Day pointed out where mall workers and students at the nearby high school cross in the middle of the next block, ignoring crosswalks at the intersection because they felt unsafe there thanks to cars making turns. She showed me the crosswalk where Bike/Walk Central Florida works with local cops to do sting operations for safety. The roads tell a story, she says, and it’s not that it’s safe to ditch your car and walk to work.
Within an hour, we’d seen a man with a cane nearly get hit while shuffling across the road. Then Day herself, crossing with the signal, was almost struck by a car taking a right on red.
“This is why people don’t even cross at the main crosswalk,” she told me after recovering from the shock. “People simply gun it when they drive here. It’s safer to wait and cross in the middle of the block—at least they can see when cars are coming.”
Day pointed out numerous design flaws and safety issues amid the constant din of cars speeding by. The wide lanes and large median give cars and trucks more room, and more of a reason to speed, plus make it more arduous for walkers to get to the other side. Then there was the midblock location of the bus stop, a mere sign without real benches or shade structure; its distance from the intersection leads riders to sprint across traffic to catch a ride.
There are solutions, Day says: Reduce the width of the lanes, make one a bus-only lane, move the bus stops, then prioritize signals for bus riders and pedestrians. But where does the will and the funding come from?

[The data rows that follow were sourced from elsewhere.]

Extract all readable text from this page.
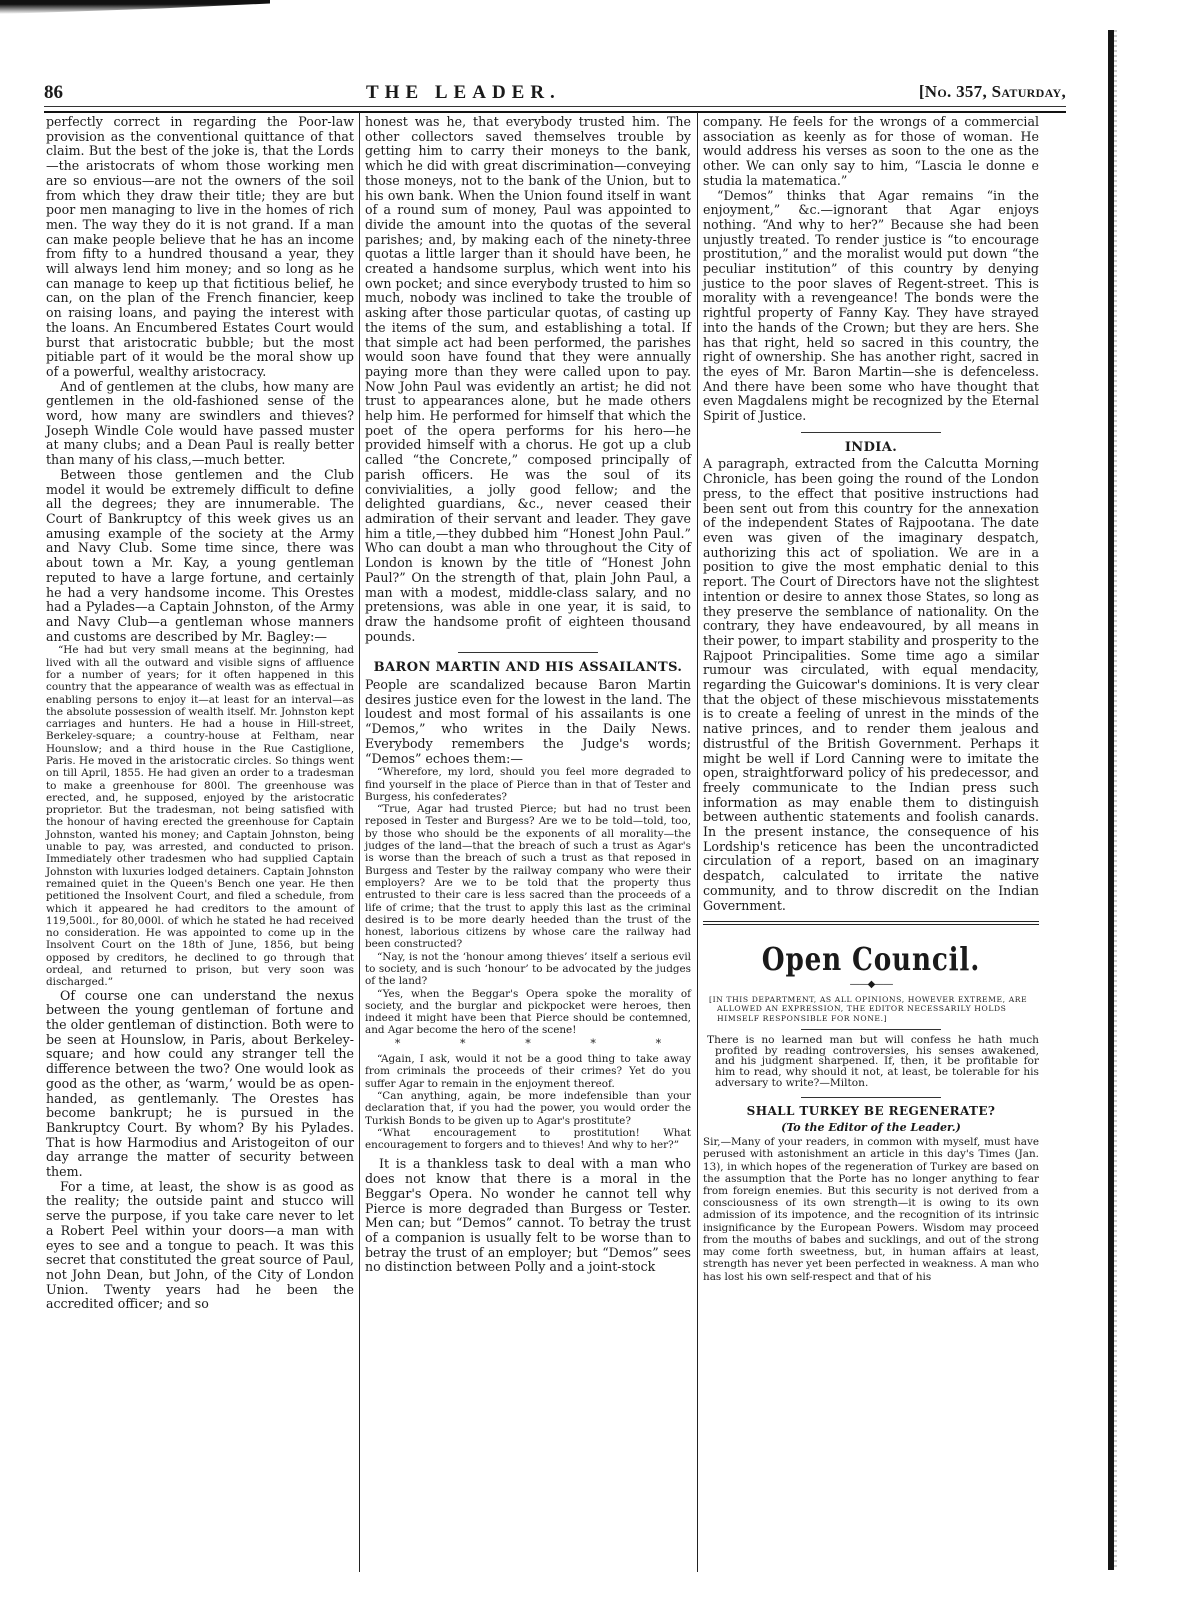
86	THE LEADER.	[No. 357, Saturday,

perfectly correct in regarding the Poor-law provision as the conventional quittance of that claim. But the best of the joke is, that the Lords—the aristocrats of whom those working men are so envious—are not the owners of the soil from which they draw their title; they are but poor men managing to live in the homes of rich men. The way they do it is not grand. If a man can make people believe that he has an income from fifty to a hundred thousand a year, they will always lend him money; and so long as he can manage to keep up that fictitious belief, he can, on the plan of the French financier, keep on raising loans, and paying the interest with the loans. An Encumbered Estates Court would burst that aristocratic bubble; but the most pitiable part of it would be the moral show up of a powerful, wealthy aristocracy.

And of gentlemen at the clubs, how many are gentlemen in the old-fashioned sense of the word, how many are swindlers and thieves? Joseph Windle Cole would have passed muster at many clubs; and a Dean Paul is really better than many of his class,—much better.

Between those gentlemen and the Club model it would be extremely difficult to define all the degrees; they are innumerable. The Court of Bankruptcy of this week gives us an amusing example of the society at the Army and Navy Club. Some time since, there was about town a Mr. Kay, a young gentleman reputed to have a large fortune, and certainly he had a very handsome income. This Orestes had a Pylades—a Captain Johnston, of the Army and Navy Club—a gentleman whose manners and customs are described by Mr. Bagley:—

“He had but very small means at the beginning, had lived with all the outward and visible signs of affluence for a number of years; for it often happened in this country that the appearance of wealth was as effectual in enabling persons to enjoy it—at least for an interval—as the absolute possession of wealth itself. Mr. Johnston kept carriages and hunters. He had a house in Hill-street, Berkeley-square; a country-house at Feltham, near Hounslow; and a third house in the Rue Castiglione, Paris. He moved in the aristocratic circles. So things went on till April, 1855. He had given an order to a tradesman to make a greenhouse for 800l. The greenhouse was erected, and, he supposed, enjoyed by the aristocratic proprietor. But the tradesman, not being satisfied with the honour of having erected the greenhouse for Captain Johnston, wanted his money; and Captain Johnston, being unable to pay, was arrested, and conducted to prison. Immediately other tradesmen who had supplied Captain Johnston with luxuries lodged detainers. Captain Johnston remained quiet in the Queen's Bench one year. He then petitioned the Insolvent Court, and filed a schedule, from which it appeared he had creditors to the amount of 119,500l., for 80,000l. of which he stated he had received no consideration. He was appointed to come up in the Insolvent Court on the 18th of June, 1856, but being opposed by creditors, he declined to go through that ordeal, and returned to prison, but very soon was discharged.”

Of course one can understand the nexus between the young gentleman of fortune and the older gentleman of distinction. Both were to be seen at Hounslow, in Paris, about Berkeley-square; and how could any stranger tell the difference between the two? One would look as good as the other, as ‘warm,’ would be as open-handed, as gentlemanly. The Orestes has become bankrupt; he is pursued in the Bankruptcy Court. By whom? By his Pylades. That is how Harmodius and Aristogeiton of our day arrange the matter of security between them.

For a time, at least, the show is as good as the reality; the outside paint and stucco will serve the purpose, if you take care never to let a Robert Peel within your doors—a man with eyes to see and a tongue to peach. It was this secret that constituted the great source of Paul, not John Dean, but John, of the City of London Union. Twenty years had he been the accredited officer; and so

honest was he, that everybody trusted him. The other collectors saved themselves trouble by getting him to carry their moneys to the bank, which he did with great discrimination—conveying those moneys, not to the bank of the Union, but to his own bank. When the Union found itself in want of a round sum of money, Paul was appointed to divide the amount into the quotas of the several parishes; and, by making each of the ninety-three quotas a little larger than it should have been, he created a handsome surplus, which went into his own pocket; and since everybody trusted to him so much, nobody was inclined to take the trouble of asking after those particular quotas, of casting up the items of the sum, and establishing a total. If that simple act had been performed, the parishes would soon have found that they were annually paying more than they were called upon to pay. Now John Paul was evidently an artist; he did not trust to appearances alone, but he made others help him. He performed for himself that which the poet of the opera performs for his hero—he provided himself with a chorus. He got up a club called “the Concrete,” composed principally of parish officers. He was the soul of its convivialities, a jolly good fellow; and the delighted guardians, &c., never ceased their admiration of their servant and leader. They gave him a title,—they dubbed him “Honest John Paul.” Who can doubt a man who throughout the City of London is known by the title of “Honest John Paul?” On the strength of that, plain John Paul, a man with a modest, middle-class salary, and no pretensions, was able in one year, it is said, to draw the handsome profit of eighteen thousand pounds.

BARON MARTIN AND HIS ASSAILANTS.

People are scandalized because Baron Martin desires justice even for the lowest in the land. The loudest and most formal of his assailants is one “Demos,” who writes in the Daily News. Everybody remembers the Judge's words; “Demos” echoes them:—

“Wherefore, my lord, should you feel more degraded to find yourself in the place of Pierce than in that of Tester and Burgess, his confederates?

“True, Agar had trusted Pierce; but had no trust been reposed in Tester and Burgess? Are we to be told—told, too, by those who should be the exponents of all morality—the judges of the land—that the breach of such a trust as Agar's is worse than the breach of such a trust as that reposed in Burgess and Tester by the railway company who were their employers? Are we to be told that the property thus entrusted to their care is less sacred than the proceeds of a life of crime; that the trust to apply this last as the criminal desired is to be more dearly heeded than the trust of the honest, laborious citizens by whose care the railway had been constructed?

“Nay, is not the ‘honour among thieves’ itself a serious evil to society, and is such ‘honour’ to be advocated by the judges of the land?

“Yes, when the Beggar's Opera spoke the morality of society, and the burglar and pickpocket were heroes, then indeed it might have been that Pierce should be contemned, and Agar become the hero of the scene!

*	*	*	*	*

“Again, I ask, would it not be a good thing to take away from criminals the proceeds of their crimes? Yet do you suffer Agar to remain in the enjoyment thereof.

“Can anything, again, be more indefensible than your declaration that, if you had the power, you would order the Turkish Bonds to be given up to Agar's prostitute?

“What encouragement to prostitution! What encouragement to forgers and to thieves! And why to her?”

It is a thankless task to deal with a man who does not know that there is a moral in the Beggar's Opera. No wonder he cannot tell why Pierce is more degraded than Burgess or Tester. Men can; but “Demos” cannot. To betray the trust of a companion is usually felt to be worse than to betray the trust of an employer; but “Demos” sees no distinction between Polly and a joint-stock

company. He feels for the wrongs of a commercial association as keenly as for those of woman. He would address his verses as soon to the one as the other. We can only say to him, “Lascia le donne e studia la matematica.”

“Demos” thinks that Agar remains “in the enjoyment,” &c.—ignorant that Agar enjoys nothing. “And why to her?” Because she had been unjustly treated. To render justice is “to encourage prostitution,” and the moralist would put down “the peculiar institution” of this country by denying justice to the poor slaves of Regent-street. This is morality with a revengeance! The bonds were the rightful property of Fanny Kay. They have strayed into the hands of the Crown; but they are hers. She has that right, held so sacred in this country, the right of ownership. She has another right, sacred in the eyes of Mr. Baron Martin—she is defenceless. And there have been some who have thought that even Magdalens might be recognized by the Eternal Spirit of Justice.

INDIA.

A paragraph, extracted from the Calcutta Morning Chronicle, has been going the round of the London press, to the effect that positive instructions had been sent out from this country for the annexation of the independent States of Rajpootana. The date even was given of the imaginary despatch, authorizing this act of spoliation. We are in a position to give the most emphatic denial to this report. The Court of Directors have not the slightest intention or desire to annex those States, so long as they preserve the semblance of nationality. On the contrary, they have endeavoured, by all means in their power, to impart stability and prosperity to the Rajpoot Principalities. Some time ago a similar rumour was circulated, with equal mendacity, regarding the Guicowar's dominions. It is very clear that the object of these mischievous misstatements is to create a feeling of unrest in the minds of the native princes, and to render them jealous and distrustful of the British Government. Perhaps it might be well if Lord Canning were to imitate the open, straightforward policy of his predecessor, and freely communicate to the Indian press such information as may enable them to distinguish between authentic statements and foolish canards. In the present instance, the consequence of his Lordship's reticence has been the uncontradicted circulation of a report, based on an imaginary despatch, calculated to irritate the native community, and to throw discredit on the Indian Government.

Open Council.
——◆——

[IN THIS DEPARTMENT, AS ALL OPINIONS, HOWEVER EXTREME, ARE ALLOWED AN EXPRESSION, THE EDITOR NECESSARILY HOLDS HIMSELF RESPONSIBLE FOR NONE.]

There is no learned man but will confess he hath much profited by reading controversies, his senses awakened, and his judgment sharpened. If, then, it be profitable for him to read, why should it not, at least, be tolerable for his adversary to write?—Milton.

SHALL TURKEY BE REGENERATE?
(To the Editor of the Leader.)

Sir,—Many of your readers, in common with myself, must have perused with astonishment an article in this day's Times (Jan. 13), in which hopes of the regeneration of Turkey are based on the assumption that the Porte has no longer anything to fear from foreign enemies. But this security is not derived from a consciousness of its own strength—it is owing to its own admission of its impotence, and the recognition of its intrinsic insignificance by the European Powers. Wisdom may proceed from the mouths of babes and sucklings, and out of the strong may come forth sweetness, but, in human affairs at least, strength has never yet been perfected in weakness. A man who has lost his own self-respect and that of his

It’s also an engineering challenge, and none of Hattaway’s road diets or traffic-calming efforts thus far have tackled a road as large as this. (Hattaway says there are engineering solutions to these roads, but that behavior and culture are harder to change.)
“There’s no dedicated funding for our transit system here,” she says. “They have to figure out a way to move about, like, a couple hundred thousands of people a day without knowing where their funding will come from next year.”

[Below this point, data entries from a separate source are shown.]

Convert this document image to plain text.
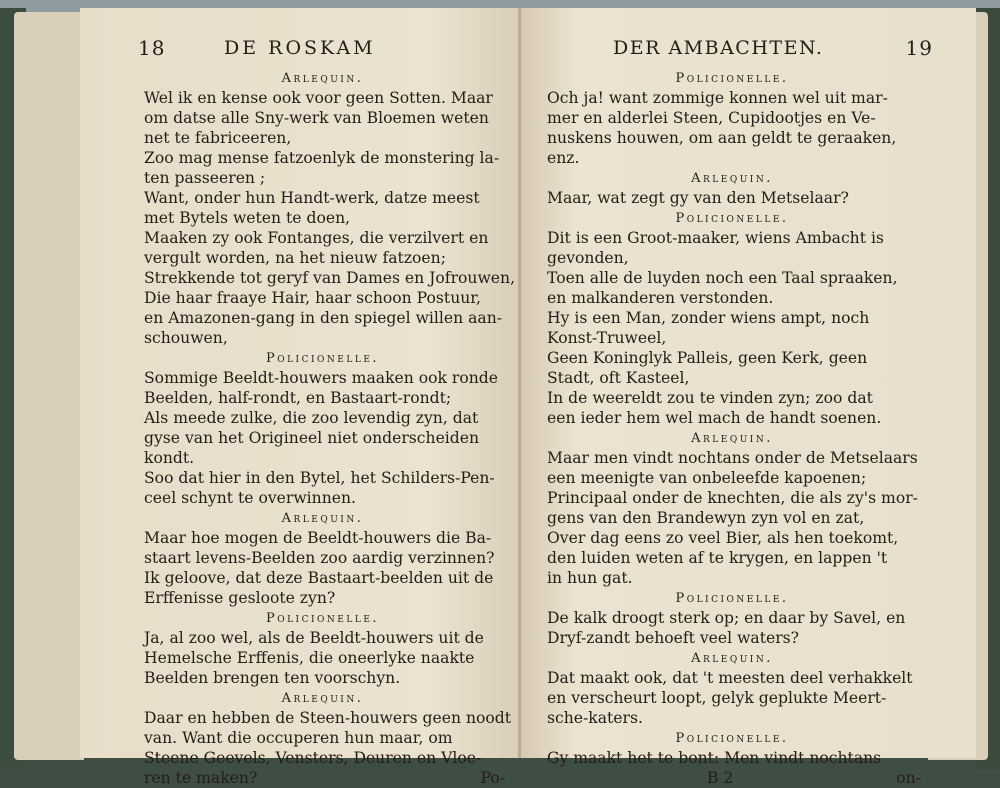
18	DE ROSKAM
Arlequin.
Wel ik en kense ook voor geen Sotten. Maar
om datse alle Sny-werk van Bloemen weten
net te fabriceeren,
Zoo mag mense fatzoenlyk de monstering la-
ten passeeren ;
Want, onder hun Handt-werk, datze meest
met Bytels weten te doen,
Maaken zy ook Fontanges, die verzilvert en
vergult worden, na het nieuw fatzoen;
Strekkende tot geryf van Dames en Jofrouwen,
Die haar fraaye Hair, haar schoon Postuur,
en Amazonen-gang in den spiegel willen aan-
schouwen,
Policionelle.
Sommige Beeldt-houwers maaken ook ronde
Beelden, half-rondt, en Bastaart-rondt;
Als meede zulke, die zoo levendig zyn, dat
gyse van het Origineel niet onderscheiden
kondt.
Soo dat hier in den Bytel, het Schilders-Pen-
ceel schynt te overwinnen.
Arlequin.
Maar hoe mogen de Beeldt-houwers die Ba-
staart levens-Beelden zoo aardig verzinnen?
Ik geloove, dat deze Bastaart-beelden uit de
Erffenisse gesloote zyn?
Policionelle.
Ja, al zoo wel, als de Beeldt-houwers uit de
Hemelsche Erffenis, die oneerlyke naakte
Beelden brengen ten voorschyn.
Arlequin.
Daar en hebben de Steen-houwers geen noodt
van. Want die occuperen hun maar, om
Steene Geevels, Vensters, Deuren en Vloe-
ren te maken?	Po-
DER AMBACHTEN.	19
Policionelle.
Och ja! want zommige konnen wel uit mar-
mer en alderlei Steen, Cupidootjes en Ve-
nuskens houwen, om aan geldt te geraaken,
enz.
Arlequin.
Maar, wat zegt gy van den Metselaar?
Policionelle.
Dit is een Groot-maaker, wiens Ambacht is
gevonden,
Toen alle de luyden noch een Taal spraaken,
en malkanderen verstonden.
Hy is een Man, zonder wiens ampt, noch
Konst-Truweel,
Geen Koninglyk Palleis, geen Kerk, geen
Stadt, oft Kasteel,
In de weereldt zou te vinden zyn; zoo dat
een ieder hem wel mach de handt soenen.
Arlequin.
Maar men vindt nochtans onder de Metselaars
een meenigte van onbeleefde kapoenen;
Principaal onder de knechten, die als zy's mor-
gens van den Brandewyn zyn vol en zat,
Over dag eens zo veel Bier, als hen toekomt,
den luiden weten af te krygen, en lappen 't
in hun gat.
Policionelle.
De kalk droogt sterk op; en daar by Savel, en
Dryf-zandt behoeft veel waters?
Arlequin.
Dat maakt ook, dat 't meesten deel verhakkelt
en verscheurt loopt, gelyk geplukte Meert-
sche-katers.
Policionelle.
Gy maakt het te bont: Men vindt nochtans
B 2	on-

Dyer agrees about the need for dedicated funding, and believes the sales tax proposal can begin to solve the problem.
“While we are still in the early stages of determining how the funding would be allocated in the city, we know the needs are great,” he says.
Bike/Walk Central Florida’s Best Foot Forward Campaign for pedestrian safety, founded in 2012, now includes roughly 43 cities and counties in the Greater Orlando region, as well as law enforcement agencies. While the growth of the coalition is heartening, a campaign for crosswalk safety seems like a small-scale project, considering the scope of the problem.

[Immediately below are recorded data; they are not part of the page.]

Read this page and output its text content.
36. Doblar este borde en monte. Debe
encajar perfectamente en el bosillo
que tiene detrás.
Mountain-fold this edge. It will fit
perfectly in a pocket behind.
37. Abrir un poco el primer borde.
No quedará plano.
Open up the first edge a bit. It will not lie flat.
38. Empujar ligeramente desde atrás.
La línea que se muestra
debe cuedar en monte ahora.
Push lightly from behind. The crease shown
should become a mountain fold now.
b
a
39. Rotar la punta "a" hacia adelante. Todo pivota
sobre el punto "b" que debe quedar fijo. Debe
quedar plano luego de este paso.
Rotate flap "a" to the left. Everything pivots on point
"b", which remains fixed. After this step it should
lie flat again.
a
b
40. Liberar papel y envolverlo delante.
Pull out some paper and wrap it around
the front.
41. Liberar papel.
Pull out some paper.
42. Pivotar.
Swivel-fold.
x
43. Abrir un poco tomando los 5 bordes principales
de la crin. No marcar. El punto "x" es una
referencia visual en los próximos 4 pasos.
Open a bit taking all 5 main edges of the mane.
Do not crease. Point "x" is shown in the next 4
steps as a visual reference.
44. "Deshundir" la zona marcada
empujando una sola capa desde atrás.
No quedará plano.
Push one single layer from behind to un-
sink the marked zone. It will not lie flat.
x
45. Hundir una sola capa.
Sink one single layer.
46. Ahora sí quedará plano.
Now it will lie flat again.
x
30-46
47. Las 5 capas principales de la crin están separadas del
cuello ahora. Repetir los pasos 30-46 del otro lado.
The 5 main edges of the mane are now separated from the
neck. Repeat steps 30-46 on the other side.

But Day says the project has the potential to change the larger conversation. “It’s huge when people, like FDOT, work in the same jobs all their lives and suddenly have different conversations,” she says. “Now they have bike and pedestrian safety champions.” This can help get transportation planners out of the driving mindset: “How can you ask people to change if they don’t also view themselves as pedestrians?”
Day points to shifting public perception as another sign of success. Candidates discussed the issue during the recent mayoral election. It’s a legislative policy priority. Traffic reporters are now talking about crosswalk enforcement. The state and federal governments have also shown slow signs of awareness, despite the overwhelming directive to build and expand highway infrastructure. Recently passed Map-21 legislation mandates that new transportation plans measure safety, and that transportation agencies do a better job of tracking safety statistics. But changing infrastructure is a slow, grinding process.
“It’s going to take about 30 years to normalize biking and walking, so those people aren’t looked at as being crazy,” she says. “That’s how long it took for people to adopt seat belt usage. We’re being sold on autonomous vehicle and tech, but they aren’t going to solve the problem. It’s about changing human behavior.”